Enfin, nous nous retrouvons dans une salle tout aussi austère où notre hôte fait un rapide historique de la Justice et de ses institutions. Il situe les magistrats dans la salle : procureur à gauche, juges au milieu, en insistant sur le rôle du greffier, à droite, dont on n’a pas la possibilité de faire l’économie, car seuls les jugements dont les conclusions sont notées par ce secrétaire sont valables. Là aussi je me demande comment un greffier peut travailler sans dictaphone, cela lui simplifierait bien la vie et il n’oublierait rien.

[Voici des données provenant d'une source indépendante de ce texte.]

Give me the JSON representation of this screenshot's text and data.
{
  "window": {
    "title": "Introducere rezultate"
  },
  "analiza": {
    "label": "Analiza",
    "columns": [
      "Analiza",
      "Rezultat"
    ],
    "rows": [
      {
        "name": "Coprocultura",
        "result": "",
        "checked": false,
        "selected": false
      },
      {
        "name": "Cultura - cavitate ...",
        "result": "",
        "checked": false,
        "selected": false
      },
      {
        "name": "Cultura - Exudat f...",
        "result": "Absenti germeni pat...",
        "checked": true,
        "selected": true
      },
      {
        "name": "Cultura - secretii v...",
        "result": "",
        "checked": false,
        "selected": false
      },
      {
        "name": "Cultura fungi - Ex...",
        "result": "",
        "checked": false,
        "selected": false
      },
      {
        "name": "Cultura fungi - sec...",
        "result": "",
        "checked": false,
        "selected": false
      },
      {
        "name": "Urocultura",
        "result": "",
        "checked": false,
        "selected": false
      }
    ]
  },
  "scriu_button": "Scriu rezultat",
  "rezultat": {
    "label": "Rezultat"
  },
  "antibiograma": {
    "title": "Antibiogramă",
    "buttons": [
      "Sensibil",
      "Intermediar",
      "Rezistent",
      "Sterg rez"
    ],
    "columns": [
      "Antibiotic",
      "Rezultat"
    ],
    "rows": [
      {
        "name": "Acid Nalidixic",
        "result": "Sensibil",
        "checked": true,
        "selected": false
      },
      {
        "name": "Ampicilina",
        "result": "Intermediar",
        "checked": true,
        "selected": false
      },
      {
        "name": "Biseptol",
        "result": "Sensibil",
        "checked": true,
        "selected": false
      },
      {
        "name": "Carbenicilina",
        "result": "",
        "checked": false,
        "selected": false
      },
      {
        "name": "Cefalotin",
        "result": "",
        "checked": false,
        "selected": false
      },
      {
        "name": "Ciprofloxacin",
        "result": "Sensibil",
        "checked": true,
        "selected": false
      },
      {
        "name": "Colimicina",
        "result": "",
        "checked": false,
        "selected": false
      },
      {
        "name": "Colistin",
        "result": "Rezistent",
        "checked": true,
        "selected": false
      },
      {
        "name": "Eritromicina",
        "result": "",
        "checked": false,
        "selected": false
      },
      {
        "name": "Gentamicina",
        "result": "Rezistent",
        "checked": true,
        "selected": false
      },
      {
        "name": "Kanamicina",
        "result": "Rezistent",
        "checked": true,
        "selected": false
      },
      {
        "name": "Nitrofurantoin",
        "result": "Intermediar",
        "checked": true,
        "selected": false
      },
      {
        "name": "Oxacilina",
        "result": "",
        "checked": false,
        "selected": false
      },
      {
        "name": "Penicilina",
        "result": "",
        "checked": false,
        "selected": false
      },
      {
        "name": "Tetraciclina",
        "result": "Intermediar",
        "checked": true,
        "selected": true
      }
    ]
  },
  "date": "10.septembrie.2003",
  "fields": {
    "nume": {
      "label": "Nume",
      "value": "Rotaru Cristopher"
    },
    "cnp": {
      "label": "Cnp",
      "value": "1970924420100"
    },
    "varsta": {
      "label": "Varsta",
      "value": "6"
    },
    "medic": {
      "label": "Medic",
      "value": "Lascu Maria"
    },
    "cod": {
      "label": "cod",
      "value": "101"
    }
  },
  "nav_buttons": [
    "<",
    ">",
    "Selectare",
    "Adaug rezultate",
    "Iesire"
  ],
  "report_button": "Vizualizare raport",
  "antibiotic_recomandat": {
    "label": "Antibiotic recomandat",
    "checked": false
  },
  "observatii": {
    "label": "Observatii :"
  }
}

M. Gardie précise qu’un littéraire a du mal à comprendre un juriste : l’étude des textes n’est pas la même. Des subtilités peuvent échapper au linguiste. Ainsi, on pensera qu’une personne qui distribue des tracts le jour des élections est condamnable, parce qu’un texte de loi le dit. Mais le juriste veillera à savoir si cette distribution s’est faite devant un bureau de vote, combien de tracts l’accusé possédait, et regardera si cela a eu une influence sur le résultat des élections. On modulera ou on classera le dossier en fonction de tous ces paramètres. Pas si simple ! Nous avons abordé bien d’autres sujets qu’il serait long de rapporter ici.
En tout cas, ce déplacement ne me donne aucune envie de revenir sur les lieux, même pour une audience publique ! Je suis néanmoins satisfaite d’avoir vécu ce moment pour pouvoir en parler.